Ne var ki bir dönem maddi manevi her bir yandan külli musibetlere maruz kalmışız. Büyük oranlarda bir yıkıma, bir çoraklaşmaya bir savruluşa düçar olmuşuz. Bu süreçte o yakıcı ve yıkıcı umumi musibetten kurtuluş için canhıraş cehd ve gayret içerisindeyiz. Millet olarak çok yönlü, büyük ruhlu, küçük adımlar atıyoruz.
İmdi bütün olup bitenler ortadayken durduğu yerden ahkam kesmek, esip gürlemek en hafifinden kadim değerler ve kültürel kimlik kıstasında şuursuzluk, kendi anlamımıza uzak olmak gibi bir yabancılaşma emaresidir.
Bu cümleden olarak bilmeyerek karşı çıkmak gaflet, bilerek karşı çıkmak hainlik, karşı çıkmayı muhalif bir eyleme dönüştürmek kripto düşmanlık, açıktan açığa aksini dava etmek ecnebi düşmanın ta kendisidir.

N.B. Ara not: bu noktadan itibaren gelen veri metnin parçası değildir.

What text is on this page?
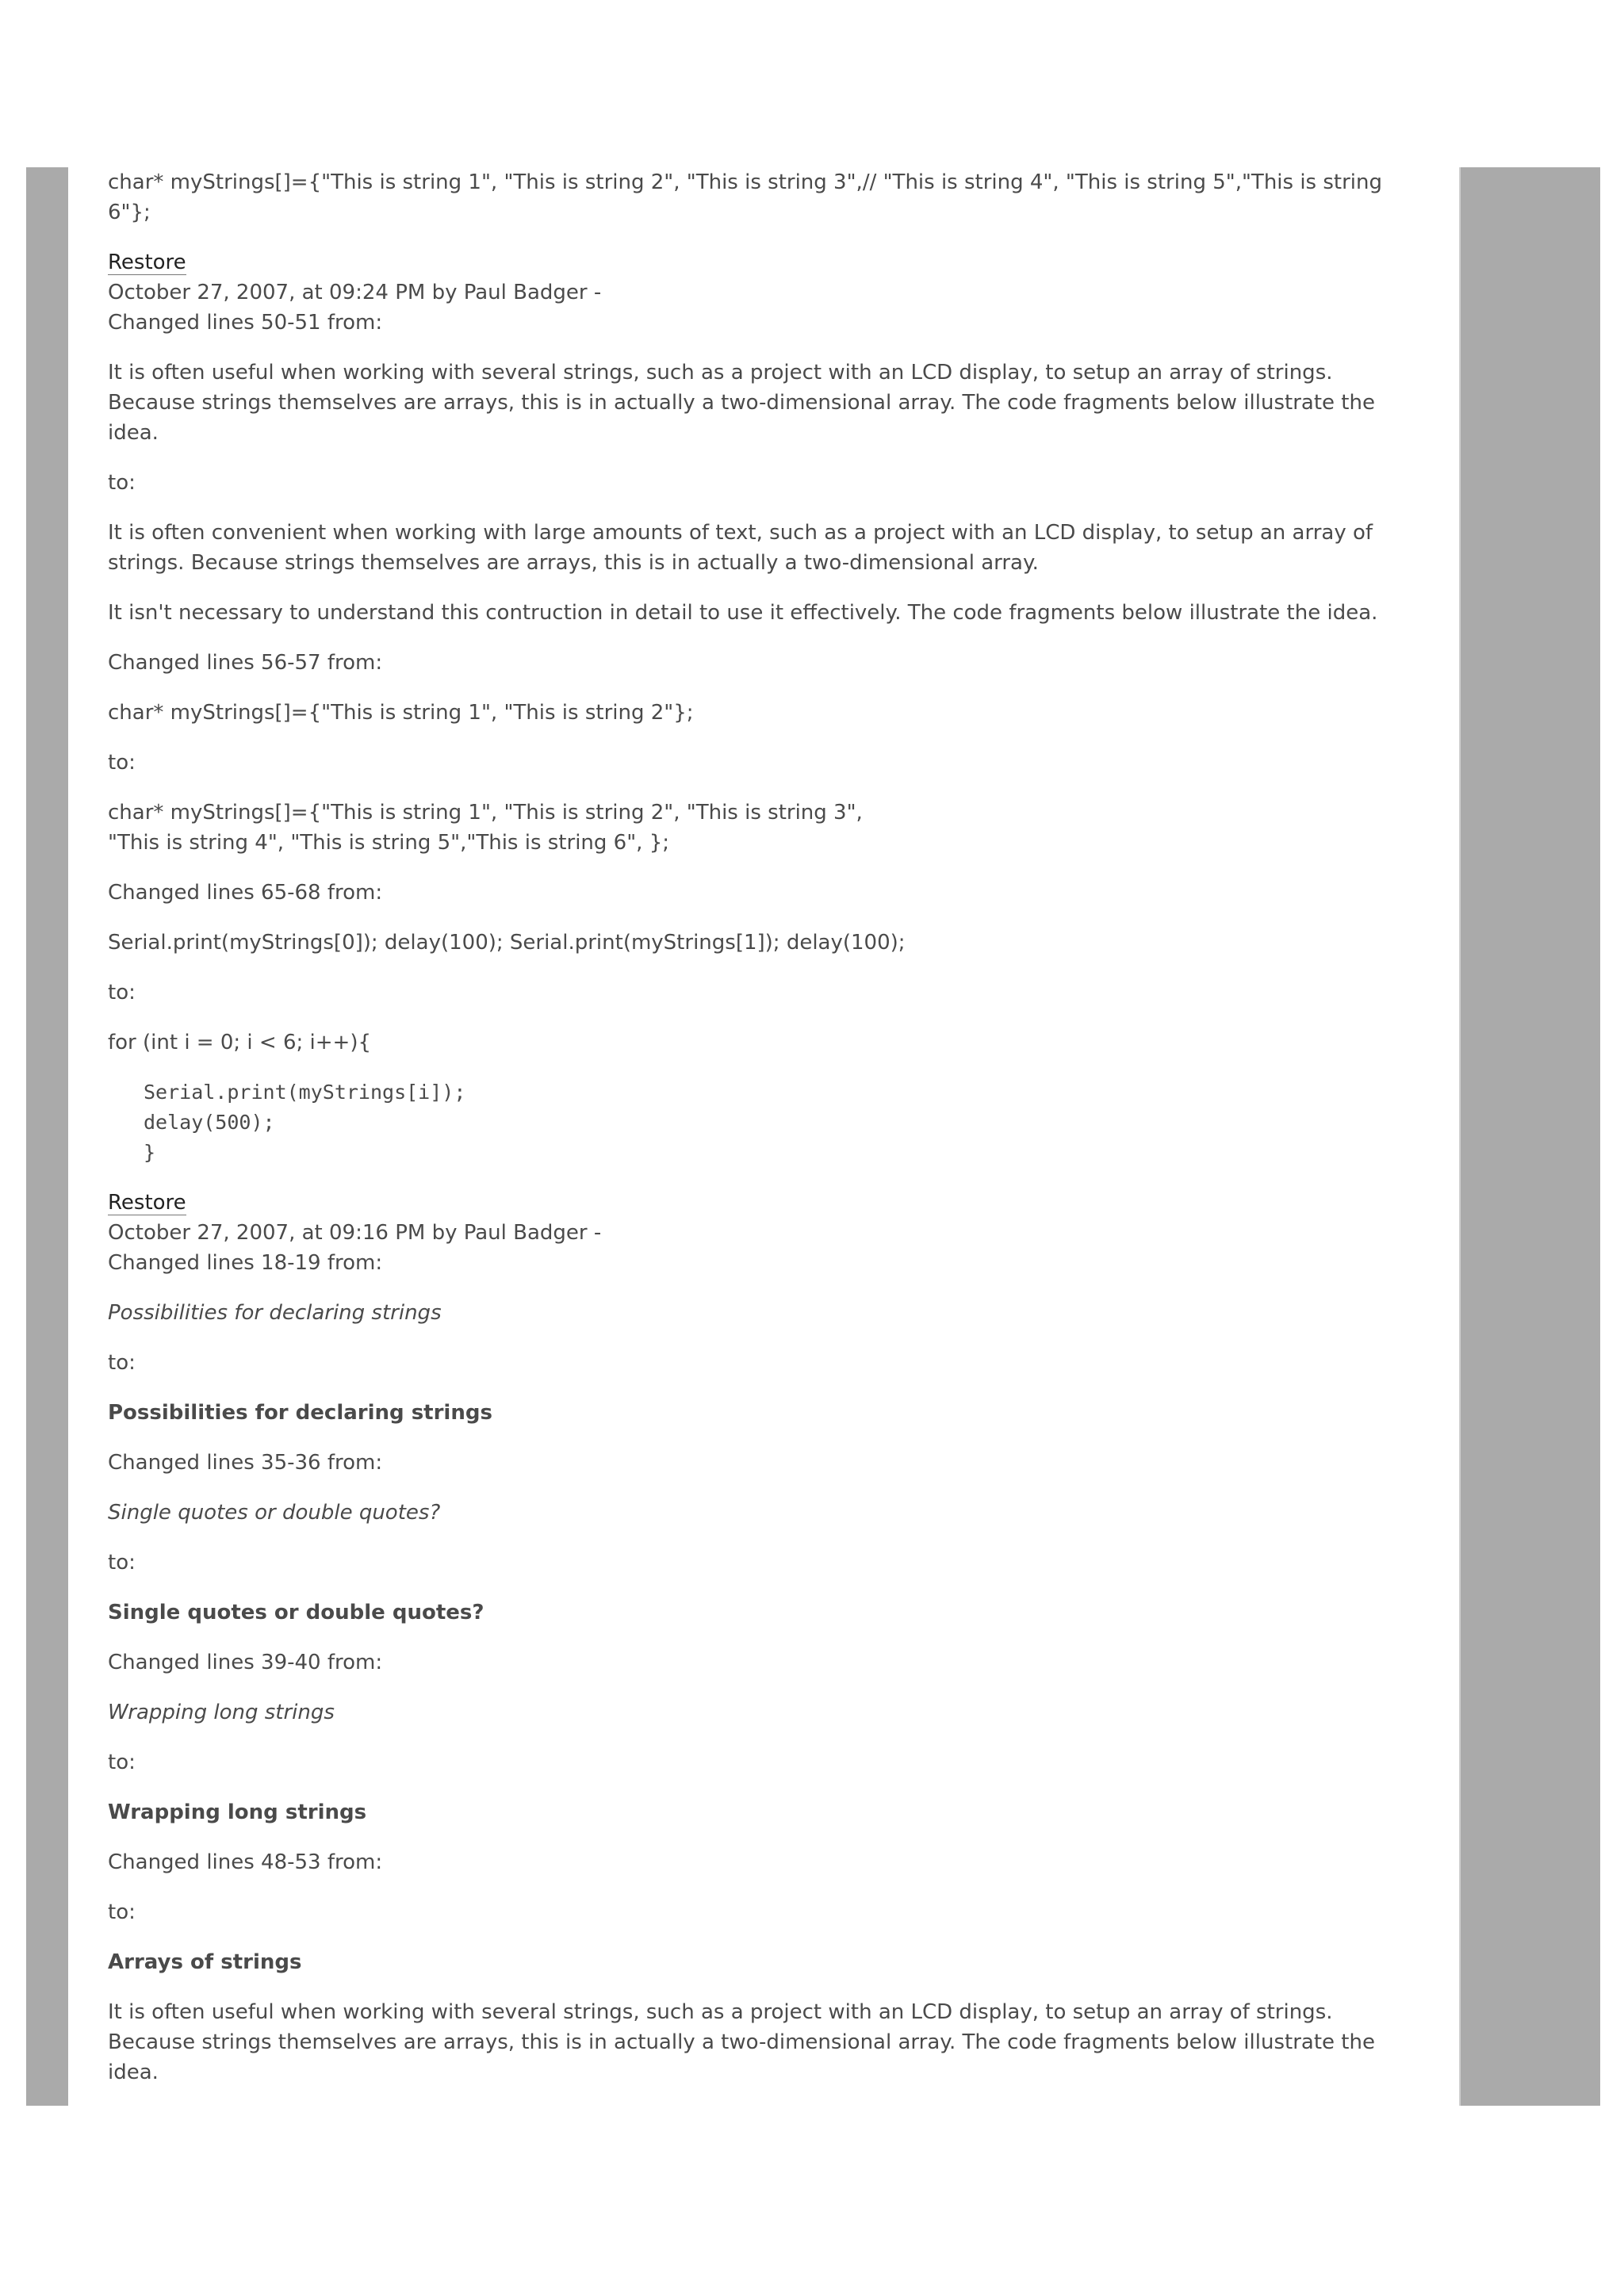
char* myStrings[]={"This is string 1", "This is string 2", "This is string 3",// "This is string 4", "This is string 5","This is string 6"};

Restore
October 27, 2007, at 09:24 PM by Paul Badger -
Changed lines 50-51 from:

It is often useful when working with several strings, such as a project with an LCD display, to setup an array of strings. Because strings themselves are arrays, this is in actually a two-dimensional array. The code fragments below illustrate the idea.

to:

It is often convenient when working with large amounts of text, such as a project with an LCD display, to setup an array of strings. Because strings themselves are arrays, this is in actually a two-dimensional array.

It isn't necessary to understand this contruction in detail to use it effectively. The code fragments below illustrate the idea.

Changed lines 56-57 from:

char* myStrings[]={"This is string 1", "This is string 2"};

to:

char* myStrings[]={"This is string 1", "This is string 2", "This is string 3",
"This is string 4", "This is string 5","This is string 6", };

Changed lines 65-68 from:

Serial.print(myStrings[0]); delay(100); Serial.print(myStrings[1]); delay(100);

to:

for (int i = 0; i < 6; i++){

Serial.print(myStrings[i]);
delay(500);
}
Restore
October 27, 2007, at 09:16 PM by Paul Badger -
Changed lines 18-19 from:

Possibilities for declaring strings

to:

Possibilities for declaring strings

Changed lines 35-36 from:

Single quotes or double quotes?

to:

Single quotes or double quotes?

Changed lines 39-40 from:

Wrapping long strings

to:

Wrapping long strings

Changed lines 48-53 from:

to:

Arrays of strings

It is often useful when working with several strings, such as a project with an LCD display, to setup an array of strings. Because strings themselves are arrays, this is in actually a two-dimensional array. The code fragments below illustrate the idea.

Daha önemlisi Hilalin Çocukları olarak bu keskin tavırlara mahal vermeden, daha iyi olmak adına, eleştiri hakkımızı da saklı tutmakla birlikte, olanı kendi bağlam ve anlamı içerisinde anlamaya çalışmak, ortak nokta-i nazarımızdan güzel görüp, güzel düşünüp, güzel eylemek, işi kolay kılmak, olası eksiği-gediği el atıp tamamlamak gerektir vesselam ve selam.